Face à cette évolution, nous avons lancé un programme de recherche utilisateur pour analyser comment l’AI First peut transformer l’expérience bancaire. 

1 - Pourquoi l’AI First est une révolution pour l’expérience bancaire ? 

L’AI First marque une nouvelle étape dans l’évolution des interfaces numériques, après le paradigme mobile first, c’est-à-dire la conception d’expériences pensées d’abord pour le smartphone avant d’être adaptées aux autres canaux, qui a fait du smartphone le principal canal bancaire pour plus de 75 % des clients européens (Statista, 2025). 

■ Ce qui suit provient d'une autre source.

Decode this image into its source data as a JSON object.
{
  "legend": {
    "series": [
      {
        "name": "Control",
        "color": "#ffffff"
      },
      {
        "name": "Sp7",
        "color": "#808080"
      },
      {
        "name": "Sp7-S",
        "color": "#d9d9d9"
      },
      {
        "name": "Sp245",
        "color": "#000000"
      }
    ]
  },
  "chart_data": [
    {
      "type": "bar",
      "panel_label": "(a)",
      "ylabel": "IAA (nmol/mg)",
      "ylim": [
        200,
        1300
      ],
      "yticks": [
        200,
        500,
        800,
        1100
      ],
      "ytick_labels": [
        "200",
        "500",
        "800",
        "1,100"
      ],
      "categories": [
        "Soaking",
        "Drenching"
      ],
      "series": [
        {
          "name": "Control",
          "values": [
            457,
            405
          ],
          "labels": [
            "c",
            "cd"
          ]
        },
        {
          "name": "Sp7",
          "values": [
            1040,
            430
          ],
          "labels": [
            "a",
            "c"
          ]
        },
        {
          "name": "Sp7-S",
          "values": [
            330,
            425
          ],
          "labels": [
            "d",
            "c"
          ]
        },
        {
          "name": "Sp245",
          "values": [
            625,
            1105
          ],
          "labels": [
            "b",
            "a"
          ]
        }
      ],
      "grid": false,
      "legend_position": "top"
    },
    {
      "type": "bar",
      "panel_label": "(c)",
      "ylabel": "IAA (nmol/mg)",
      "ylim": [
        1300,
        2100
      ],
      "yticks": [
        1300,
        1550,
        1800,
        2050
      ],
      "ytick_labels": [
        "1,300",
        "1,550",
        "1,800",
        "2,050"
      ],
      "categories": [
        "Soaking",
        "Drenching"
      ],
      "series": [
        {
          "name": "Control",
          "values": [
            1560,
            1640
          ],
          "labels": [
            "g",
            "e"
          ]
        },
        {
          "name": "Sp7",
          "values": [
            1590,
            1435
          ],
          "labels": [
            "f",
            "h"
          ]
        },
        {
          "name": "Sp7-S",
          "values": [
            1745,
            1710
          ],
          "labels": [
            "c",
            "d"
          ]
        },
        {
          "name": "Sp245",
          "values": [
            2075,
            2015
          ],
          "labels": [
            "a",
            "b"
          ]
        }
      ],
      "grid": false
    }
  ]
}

L’approche AI First transforme le parcours utilisateur et marque l’émergence d’une UX AI-first: au lieu de naviguer dans des menus, l’utilisateur reçoit des réponses immédiates, des recommandations personnalisées et des propositions d’actions proactives. L’interface devient un véritable copilote intelligent, incarnant une AI-powered UX capable d’anticiper les besoins, de simplifier les tâches quotidiennes et de présenter l’information au moment le plus utile : suggestion, alerte, projection financière ou simple validation. 

Pour les banques, cela signifie repenser l’expérience autour de l’intention plutôt que d‘écrans préétablis. L’IA peut prévenir un découvert, optimiser l’épargne ou recommander des arbitrages financiers, transformant la banque d’un outil transactionnel en un assistant financier proactif et engageant.  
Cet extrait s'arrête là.